By Stuart Berwick, CEO and Co-Founder, single piece
Digitization is becoming increasingly critical, and while financial markets firms that have already digitized to some degree are seeing increased internal efficiencies and productivity gains, there is still a long way to go.
There are familiar and valuable concepts for the sell side that revolve around “Who do I call to get the deal?” or “Which of my clients is at risk?” “. Yet the answers are usually only found in a single spreadsheet that took a week to put together, or in a quarterly report. In the era of artificial intelligence and machine learning, it is striking that old customer relationship tools have not kept up with the times.
Imagine what companies could achieve, however, if they broke the boundaries of possibility? Not only by enabling employees to be more efficient, productive and better informed (which will ultimately increase and retain revenue and drive profitability), but also by providing a better customer experience. In these uncertain times, fast, data-driven decisions can have a positive effect on customer retention and acquisition.
Today’s legacy CRM systems, plagued by poor user experience and unreliability, stand in the way of improving employee productivity. Due to a lack of investment, these legacy tools have not progressed. They are also very rigid, which means they cannot be configured to meet the needs of a rapidly changing and volatile market.

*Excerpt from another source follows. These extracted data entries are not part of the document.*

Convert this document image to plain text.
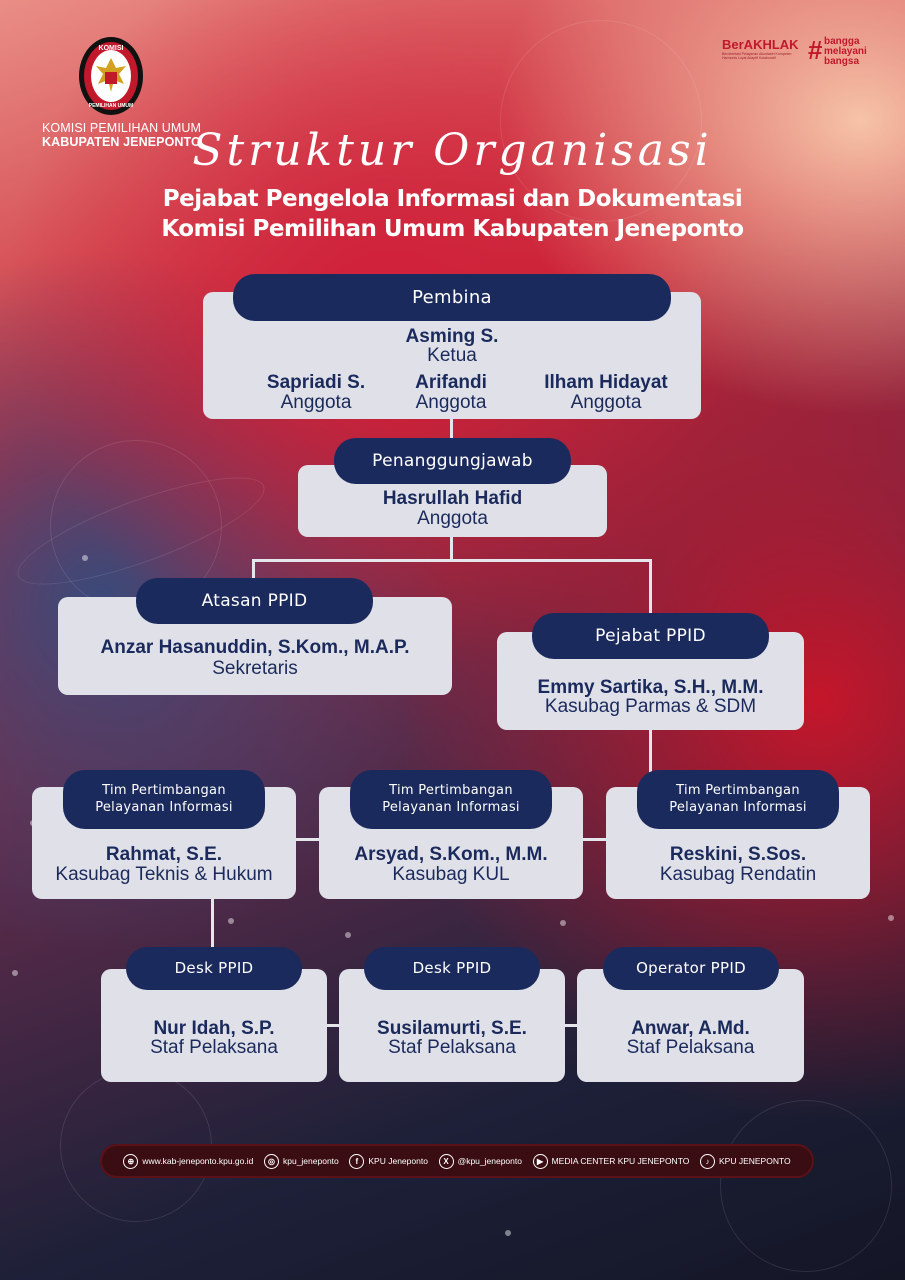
KOMISI
PEMILIHAN UMUM
KOMISI PEMILIHAN UMUM
KABUPATEN JENEPONTO
BerAKHLAK
Berorientasi Pelayanan Akuntabel Kompeten Harmonis Loyal Adaptif Kolaboratif	# bangga
melayani
bangsa
Struktur Organisasi
Pejabat Pengelola Informasi dan Dokumentasi
Komisi Pemilihan Umum Kabupaten Jeneponto
Asming S.
Ketua
Sapriadi S.
Anggota
Arifandi
Anggota
Ilham Hidayat
Anggota
Pembina
Hasrullah Hafid
Anggota
Penanggungjawab
Anzar Hasanuddin, S.Kom., M.A.P.
Sekretaris
Atasan PPID
Emmy Sartika, S.H., M.M.
Kasubag Parmas & SDM
Pejabat PPID
Rahmat, S.E.
Kasubag Teknis & Hukum
Tim Pertimbangan
Pelayanan Informasi
Arsyad, S.Kom., M.M.
Kasubag KUL
Tim Pertimbangan
Pelayanan Informasi
Reskini, S.Sos.
Kasubag Rendatin
Tim Pertimbangan
Pelayanan Informasi
Nur Idah, S.P.
Staf Pelaksana
Desk PPID
Susilamurti, S.E.
Staf Pelaksana
Desk PPID
Anwar, A.Md.
Staf Pelaksana
Operator PPID
⊕ www.kab-jeneponto.kpu.go.id	◎ kpu_jeneponto	f	KPU Jeneponto	X	@kpu_jeneponto	▶ MEDIA CENTER KPU JENEPONTO	♪	KPU JENEPONTO
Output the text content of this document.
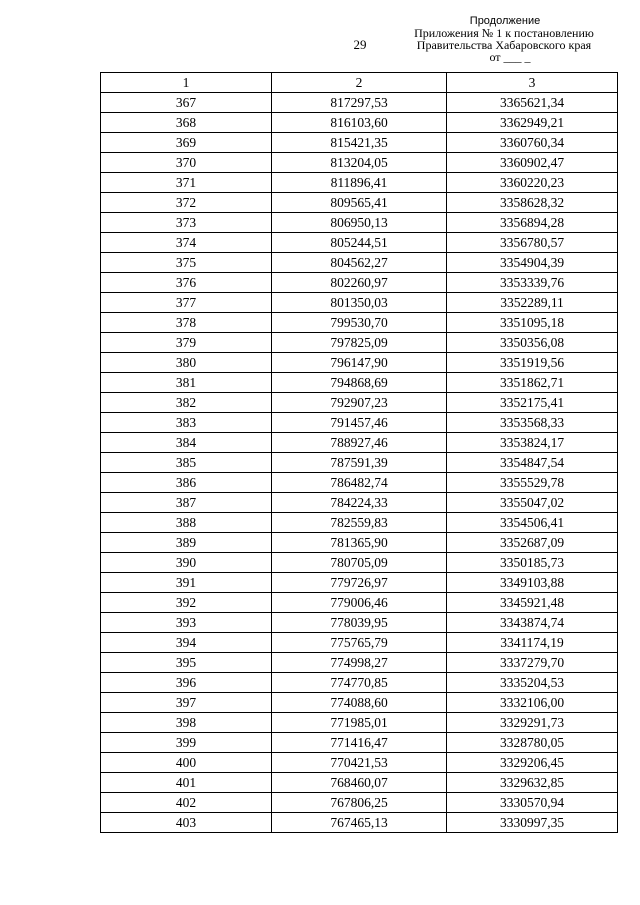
29
Продолжение
Приложения № 1 к постановлению
Правительства Хабаровского края
от ___ _
1	2	3
367	817297,53	3365621,34
368	816103,60	3362949,21
369	815421,35	3360760,34
370	813204,05	3360902,47
371	811896,41	3360220,23
372	809565,41	3358628,32
373	806950,13	3356894,28
374	805244,51	3356780,57
375	804562,27	3354904,39
376	802260,97	3353339,76
377	801350,03	3352289,11
378	799530,70	3351095,18
379	797825,09	3350356,08
380	796147,90	3351919,56
381	794868,69	3351862,71
382	792907,23	3352175,41
383	791457,46	3353568,33
384	788927,46	3353824,17
385	787591,39	3354847,54
386	786482,74	3355529,78
387	784224,33	3355047,02
388	782559,83	3354506,41
389	781365,90	3352687,09
390	780705,09	3350185,73
391	779726,97	3349103,88
392	779006,46	3345921,48
393	778039,95	3343874,74
394	775765,79	3341174,19
395	774998,27	3337279,70
396	774770,85	3335204,53
397	774088,60	3332106,00
398	771985,01	3329291,73
399	771416,47	3328780,05
400	770421,53	3329206,45
401	768460,07	3329632,85
402	767806,25	3330570,94
403	767465,13	3330997,35
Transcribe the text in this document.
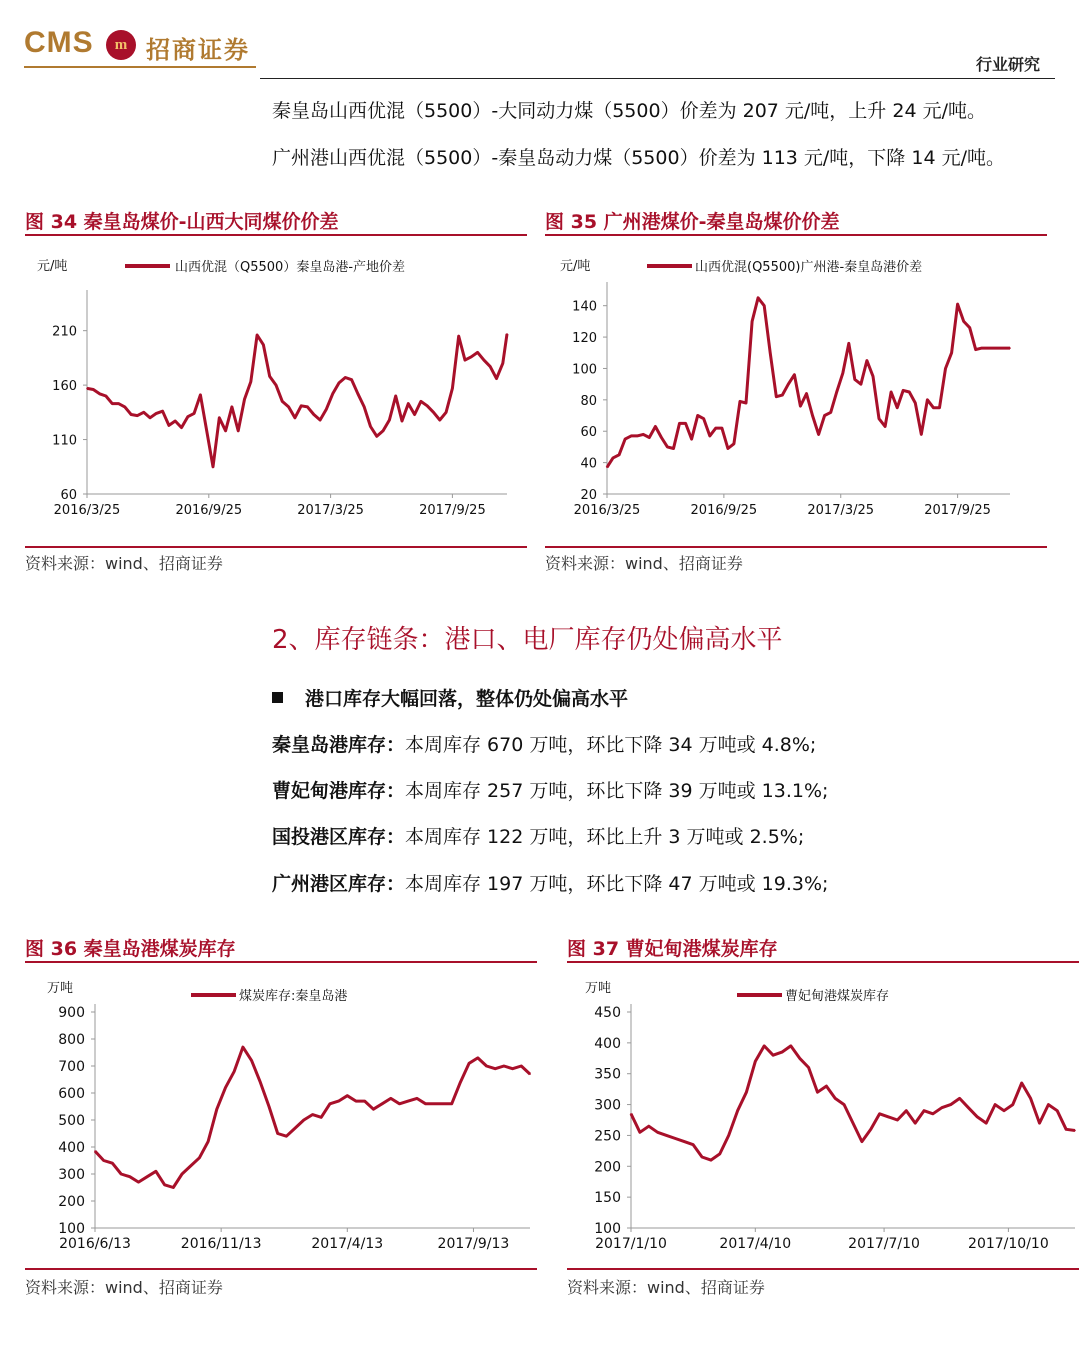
CMS	m 招商证券
行业研究
秦皇岛山西优混（5500）-大同动力煤（5500）价差为 207 元/吨，上升 24 元/吨。
广州港山西优混（5500）-秦皇岛动力煤（5500）价差为 113 元/吨，下降 14 元/吨。
图 34 秦皇岛煤价-山西大同煤价价差
60
110
160
210
2016/3/25	2016/9/25	2017/3/25	2017/9/25
元/吨	山西优混（Q5500）秦皇岛港-产地价差
资料来源：wind、招商证券
图 35 广州港煤价-秦皇岛煤价价差
20
40
60
80
100
120
140
2016/3/25	2016/9/25	2017/3/25	2017/9/25
元/吨	山西优混(Q5500)广州港-秦皇岛港价差
资料来源：wind、招商证券
2、库存链条：港口、电厂库存仍处偏高水平
港口库存大幅回落，整体仍处偏高水平
秦皇岛港库存：本周库存 670 万吨，环比下降 34 万吨或 4.8%;
曹妃甸港库存：本周库存 257 万吨，环比下降 39 万吨或 13.1%;
国投港区库存：本周库存 122 万吨，环比上升 3 万吨或 2.5%;
广州港区库存：本周库存 197 万吨，环比下降 47 万吨或 19.3%;
图 36 秦皇岛港煤炭库存
100
200
300
400
500
600
700
800
900
2016/6/13	2016/11/13	2017/4/13	2017/9/13
万吨
煤炭库存:秦皇岛港
资料来源：wind、招商证券
图 37 曹妃甸港煤炭库存
100
150
200
250
300
350
400
450
2017/1/10	2017/4/10	2017/7/10	2017/10/10
万吨
曹妃甸港煤炭库存
资料来源：wind、招商证券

In addition, a growing number of young “digital natives” are beginning to emerge from the industry, and with them a much more sophisticated expectation of the technological tools that facilitate their daily work.
Presentation of “ambient” and “guided” systems
However, changes are on the way with the introduction of new AI and ML based tools in CRM systems. Two important concepts in this area are ambient data collection and guided actions.
Ambient data collection is based on a “zero ambient” concept. This means that a user can sit down in front of a corporate computer system and simply go about their day-to-day work, without having to store or copy information to another system. In other words, the system may automatically, or “ambient” collect information about its environment.
An example of ambient CRM functionality is “data capture”. A virtuous circle is created in which the system can ambiently identify data from the environment (such as Instant Bloomberg (IB) chat, email, phone conversations, calendar events, etc.) and categorize and capture them intelligently. The result is used to guide the system in the future. By implementing feeds from financial markets messaging systems (such as IB chat), transcripts can be extracted using artificial intelligence to identify high-value conversations (e.g. ticker/sector mentioned or the directional comment). The user will confirm whether the relevant piece of data is indeed valuable, which in turn will teach the system to better recognize useful data. In this regard, the system will eventually become fully automated.
Guided actions, on the other hand, relate to where the system guides the user to certain actions or results to gain an advantage, for example, to increase and maintain revenue and profitability. It achieves this by using a large set of data and knowledge of previous results.
Guided actions don’t just tell users what the problem is, they also tell them what to do by using an array of data points and algorithms to form a prediction. For example, the system can tell an investment bank which of its institutional clients are at risk of ending their relationship or experiencing a significant drop in activity (such as event attendance) and revenue over the next six to next 12 months. Another example of guided functionality is a “Call Manager” application, where an institution’s salespeople and research analysts have dynamic customer lists that can be organized and prioritized by industry, buyer customer, or other segmentation. These lists are then easily prioritized, in seconds, by who to call when, based on what’s happening in the market, how traders are reacting, and even statistically determining when people are most likely to respond and to take a call.
Competitive advantage in good times and bad
The ability to ingest interaction data across all channels and identify meaningful interactions through natural language processing, and capture customer data in the environment that would otherwise be laborious and expensive to process, gives businesses an undeniable advantage.
In today’s fast-paced and unpredictable world, simply updating a CRM system is not enough – the only option now is to upgrade to nothing less than a CRM-based advisory system. the data, because it is what will give the information necessary to excel in all areas. market conditions. By thinking bigger and more ambitiously than current systems allow, new technologies can break down barriers and for the first time truly automate and systematize a customer strategy process.